Defendant appeals from a conviction for burglary in the first degree. ORS 164.225. He assigns as error the denial of his motion to suppress.1 We reverse.
Police received a telephone call from a caller who described two suspicious men walking in the area of Northeast 29th and Wygant in Portland, possibly carrying a television in a plastic bag. Officers were dispatched to investigate. They observed defendant, who matched the description of one of the men and was carrying something in a plastic bag.2 He was in an area that had a high burglary rate. There were no recent reports of burglaries or thefts in the area. The officers stopped their car next to defendant and asked him what was in the bag. He responded that his VCR was in the bag and that he had just retrieved it from a friend living “on Northeast 26th somewhere.” Defendant became nervous and started to sweat profusely.
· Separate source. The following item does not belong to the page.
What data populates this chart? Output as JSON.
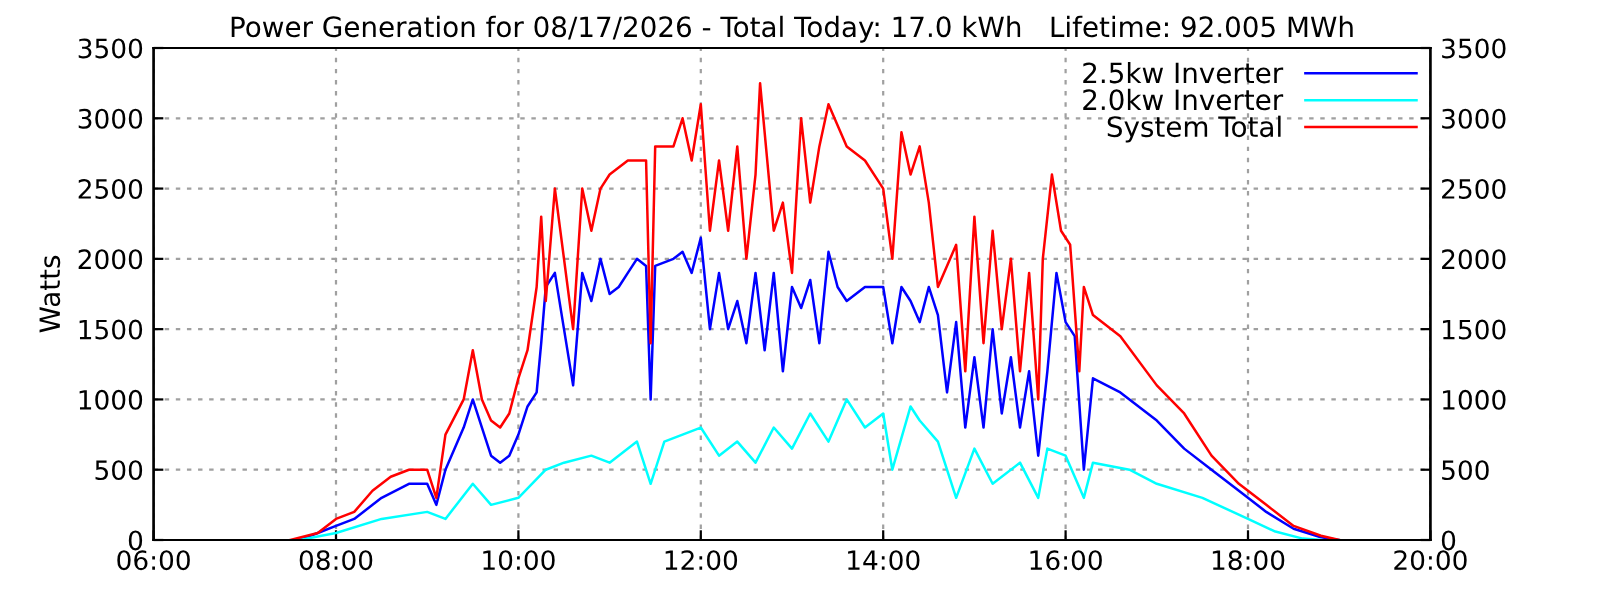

The officers asked defendant to identify himself and to place the bag on the hood of the car. Defendant was then asked to sit in the back of the patrol car while the officers “checked things out.” They opened the bag, examined the VCR and, by comparing serial numbers, determined that it was stolen. Defendant was arrested and charged with burglary. He moved to suppress the VCR as evidence. That motion was denied, and he was convicted. Defendant argues that the officers lacked probable cause to search the bag containing the VCR.
In order to search the bag, the officers needed probable cause. State v. Verdine, 290 Or 553, 556, 624 P2d 580 (1981). We conclude that there were insufficient circumstances to constitute probable cause to search the bag. The citizen who phoned the police called “suspicious” what the *428officers themselves had an opportunity to view. There was no report of a crime to cause the officers to believe that defendant had committed it. The officers’ mere suspicion that the VCR might have been stolen could only be borne out by searching the bag. A suspicion, no matter how well founded, does not rise to the level of probable cause. See State v. Verdine, supra, 290 Or at 557. The state relies on State ex rel Juv. Dept. v. Lesh, 49 Or App 373, 619 P2d 935 (1980). There, two school age children were observed walking during school hours with a stereo component tipped on its end inside a wheel barrow. The stereo’s wires had been cut visibly, and the children gave conflicting stories when questioned by the officer. Here, analogous facts demonstrating that a crime had been committed are lacking.
The state also argues that defendant consented to the search. The trial court made no findings regarding consent, and the record contains no evidence that would suggest that defendant consented.3 The trial court should have granted defendant’s motion to suppress.
Reversed and remanded for a new trial.

 In the light of our disposition of this case, we do not address defendant’s other assignment of error.

 The court found:
“This citizen report of this suspicious individual — suspicious conduct in carrying a television set in a bag; the police respond, see an individual matching the description or matching one of the descriptions and carrying an item in a garbage bag. Clearly — its print shows through the side of the garbage bag — clearly an item of electronic components, tape deck, tuner, VCR, something like that — you can tell not only by the shape by the weight of that as its pressed against the bag and the apparent effort needed to hold it up.”

 The record reveals that the officers “asked [defendant] if it would be okay if he sat in the back of the patrol car for a while while we checked things out, and he said, yes.” Defendant’s response does not rise to the level of consent to search the bag.